Josephine Baker, the famed French-American singer and dancer, was inducted on Tuesday into the Pantheon mausoleum in Paris — one of France’s highest honours — at a ceremony attended by French President Emmanuel Macron.

Baker, who also served in the French Resistance during the Second World War and was a prominent civic rights activist after the war, is the first Black woman and sixth woman to enter the Pantheon, a Paris landmark dominating the city’s Latin Quarter.

She was “a Black person who stood up for Black people, but foremost, she was a woman who defended humankind,” Macron said during a speech.

He spoke shortly after Baker‘s most famous song, “J’ai deux amours, mon pays et Paris” (“I have two loves, my country and Paris”), was played at the ceremony.

Josephine Baker
Photographs of Josephine Baker are projected on the Pantheon monument during her induction ceremony in Paris, France, November 30, 2021. Photo: Thibault Camus/Pool/Reuters

 

Baker was born in St. Louis, Missouri, in 1906 but went on to find much of her fame after arriving in Paris in the 1920s, as many Black Americans stayed on in the French capital after the First World War and brought over with them American jazz culture.

Baker, who became a French citizen in 1937, died in 1975 and is buried in Monaco.

In accordance with her family’s wishes, Baker‘s remains have not been moved to the Pantheon. To represent her presence there, a symbolic coffin was carried into the mausoleum by six pallbearers containing handfuls of earth from four locations: St.

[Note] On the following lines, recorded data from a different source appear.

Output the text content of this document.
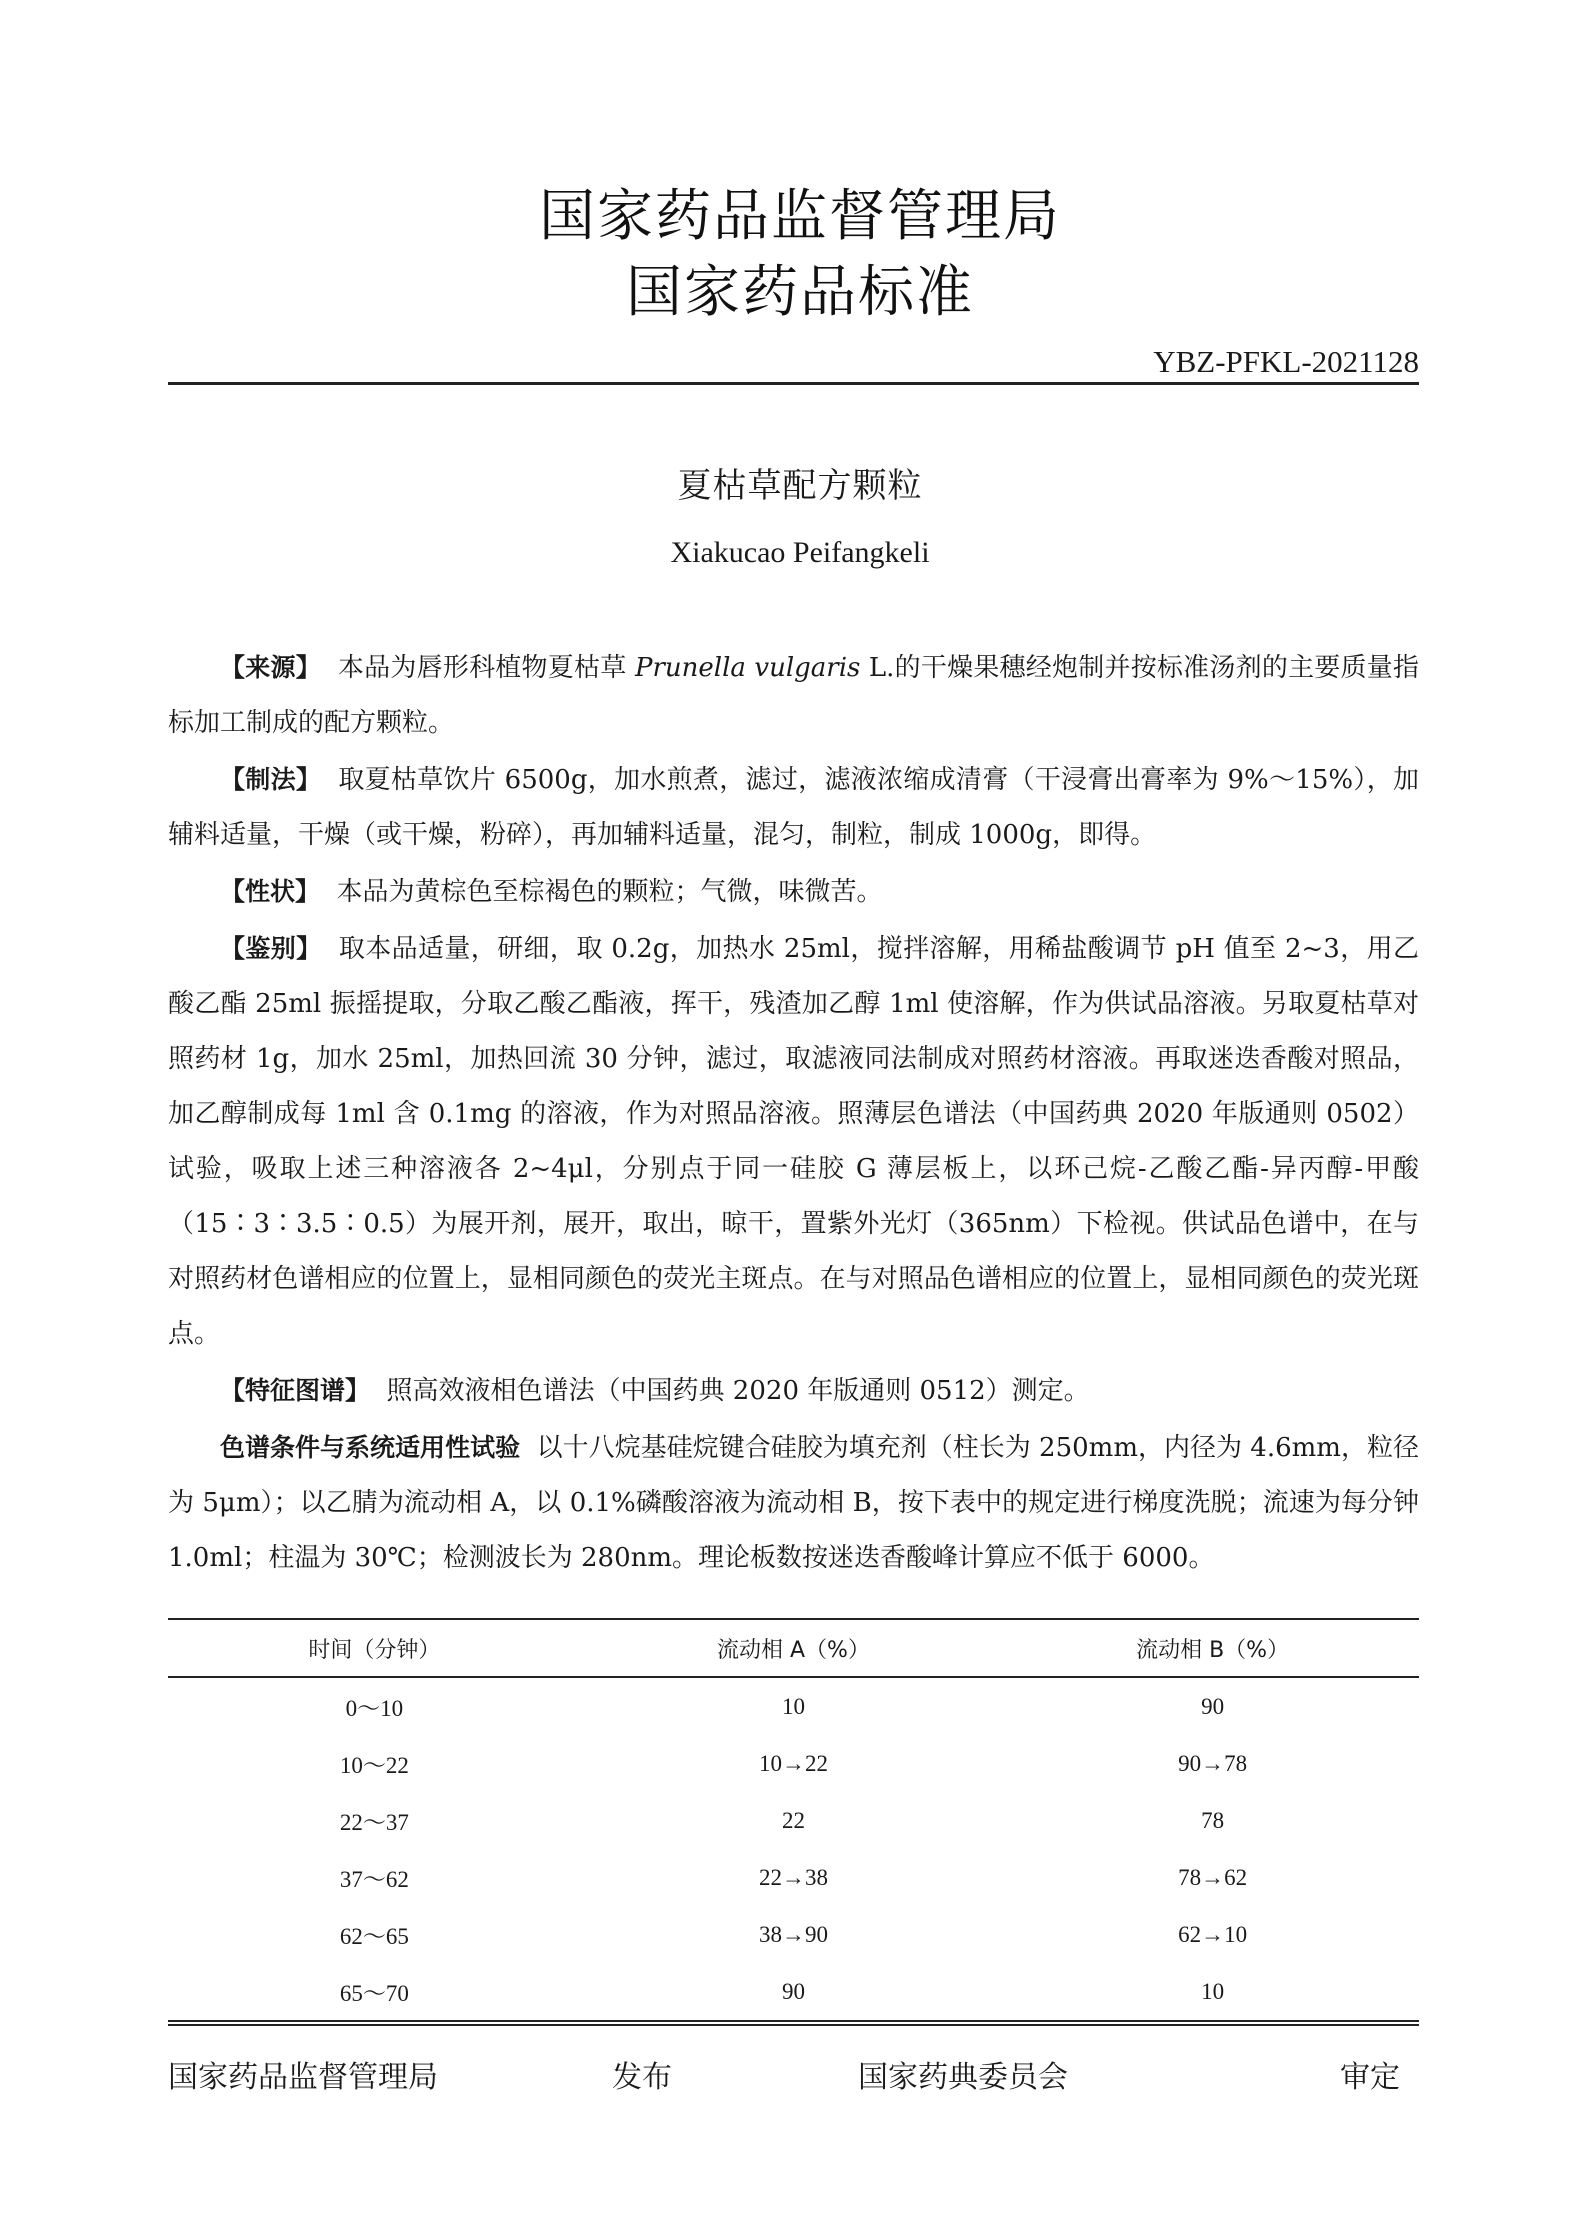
国家药品监督管理局
国家药品标准
YBZ-PFKL-2021128
夏枯草配方颗粒
Xiakucao Peifangkeli

【来源】 本品为唇形科植物夏枯草 Prunella vulgaris L.的干燥果穗经炮制并按标准汤剂的主要质量指标加工制成的配方颗粒。

【制法】 取夏枯草饮片 6500g，加水煎煮，滤过，滤液浓缩成清膏（干浸膏出膏率为 9%～15%），加辅料适量，干燥（或干燥，粉碎），再加辅料适量，混匀，制粒，制成 1000g，即得。

【性状】 本品为黄棕色至棕褐色的颗粒；气微，味微苦。

【鉴别】 取本品适量，研细，取 0.2g，加热水 25ml，搅拌溶解，用稀盐酸调节 pH 值至 2~3，用乙酸乙酯 25ml 振摇提取，分取乙酸乙酯液，挥干，残渣加乙醇 1ml 使溶解，作为供试品溶液。另取夏枯草对照药材 1g，加水 25ml，加热回流 30 分钟，滤过，取滤液同法制成对照药材溶液。再取迷迭香酸对照品，加乙醇制成每 1ml 含 0.1mg 的溶液，作为对照品溶液。照薄层色谱法（中国药典 2020 年版通则 0502）试验，吸取上述三种溶液各 2~4μl，分别点于同一硅胶 G 薄层板上，以环己烷-乙酸乙酯-异丙醇-甲酸（15∶3∶3.5∶0.5）为展开剂，展开，取出，晾干，置紫外光灯（365nm）下检视。供试品色谱中，在与对照药材色谱相应的位置上，显相同颜色的荧光主斑点。在与对照品色谱相应的位置上，显相同颜色的荧光斑点。

【特征图谱】 照高效液相色谱法（中国药典 2020 年版通则 0512）测定。

色谱条件与系统适用性试验 以十八烷基硅烷键合硅胶为填充剂（柱长为 250mm，内径为 4.6mm，粒径为 5μm）；以乙腈为流动相 A，以 0.1%磷酸溶液为流动相 B，按下表中的规定进行梯度洗脱；流速为每分钟 1.0ml；柱温为 30℃；检测波长为 280nm。理论板数按迷迭香酸峰计算应不低于 6000。

时间（分钟）	流动相 A（%）	流动相 B（%）
0～10	10	90
10～22	10→22	90→78
22～37	22	78
37～62	22→38	78→62
62～65	38→90	62→10
65～70	90	10
国家药品监督管理局	发布	国家药典委员会	审定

Louis, Paris, Monaco and Milandes, in the Dordogne department of France, where Baker owned a castle.

Baker‘s empty coffin will lie alongside other French national icons in the mausoleum such as authors Emile Zola and Victor Hugo, the philosopher Voltaire and politician Simone Veil.

(Reporting by Benoit Van Overstraeten; Editing by Lisa Shumaker)

 

Paying Tribute to a Legend

 

A number of dignitaries and fans took to social media to remember Baker in the wake of the Pantheon honour, including Parisian lawyer turned designer and hotelier Meryanne Loum-Martin, who shared a photo of herself with Baker on Instagram with the caption, “Eleven year-old me with Aunt Josephine at our house in London. Josephine Baker was a friend of my parents.” She went on to recount Baker’s incredible career and honours, as well as work with both the French Resistance and the Civil Rights movement. Loum-Martin concluded with “the vivid memory of our stay in her castle in Dordogne” after the singer had fallen into debt and lost many of her possessions.

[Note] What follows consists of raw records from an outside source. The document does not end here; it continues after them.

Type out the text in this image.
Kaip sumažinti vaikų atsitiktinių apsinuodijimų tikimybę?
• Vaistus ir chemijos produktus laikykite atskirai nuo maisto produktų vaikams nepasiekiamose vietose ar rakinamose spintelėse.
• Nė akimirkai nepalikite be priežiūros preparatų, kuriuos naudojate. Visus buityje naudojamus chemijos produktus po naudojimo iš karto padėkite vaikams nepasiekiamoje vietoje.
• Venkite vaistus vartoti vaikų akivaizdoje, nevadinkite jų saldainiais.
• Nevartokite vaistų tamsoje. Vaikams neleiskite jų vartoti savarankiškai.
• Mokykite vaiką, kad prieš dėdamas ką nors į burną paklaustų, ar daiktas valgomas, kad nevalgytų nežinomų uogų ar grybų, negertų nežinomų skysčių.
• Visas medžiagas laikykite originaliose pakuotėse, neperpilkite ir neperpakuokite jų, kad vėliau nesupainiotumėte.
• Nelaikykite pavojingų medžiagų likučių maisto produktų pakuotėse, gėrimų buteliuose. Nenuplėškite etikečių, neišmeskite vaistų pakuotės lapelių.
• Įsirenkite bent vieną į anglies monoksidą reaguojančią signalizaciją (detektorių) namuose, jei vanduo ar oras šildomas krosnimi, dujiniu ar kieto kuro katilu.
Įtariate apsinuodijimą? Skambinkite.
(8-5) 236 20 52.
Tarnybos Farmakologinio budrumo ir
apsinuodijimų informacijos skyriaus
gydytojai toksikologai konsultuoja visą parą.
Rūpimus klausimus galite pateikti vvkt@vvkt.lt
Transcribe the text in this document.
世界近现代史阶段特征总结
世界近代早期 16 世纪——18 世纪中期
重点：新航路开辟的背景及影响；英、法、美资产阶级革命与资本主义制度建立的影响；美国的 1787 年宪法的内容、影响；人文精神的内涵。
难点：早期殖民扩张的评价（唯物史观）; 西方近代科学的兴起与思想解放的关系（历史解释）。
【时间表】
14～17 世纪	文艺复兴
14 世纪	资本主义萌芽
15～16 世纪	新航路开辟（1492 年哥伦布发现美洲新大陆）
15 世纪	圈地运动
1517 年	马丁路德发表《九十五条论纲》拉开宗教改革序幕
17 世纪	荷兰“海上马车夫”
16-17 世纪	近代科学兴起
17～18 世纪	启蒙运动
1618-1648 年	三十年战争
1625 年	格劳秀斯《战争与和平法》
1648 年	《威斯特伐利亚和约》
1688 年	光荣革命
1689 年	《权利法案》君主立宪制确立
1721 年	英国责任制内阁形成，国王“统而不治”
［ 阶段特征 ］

“There was no more furniture as it had all been taken by the baillifs. I was eleven and shared an empty room with high ceilings with her many children, the floors bare but for the matresses we slept on. I will never forget that all she would cook were omelets. She was regal, wearing an apron as she prepared our simple lunch, singing as she cooked: J ai deux amours… mon pays et Paris. Years later, I still get goosebumps everytime I hear that melody.”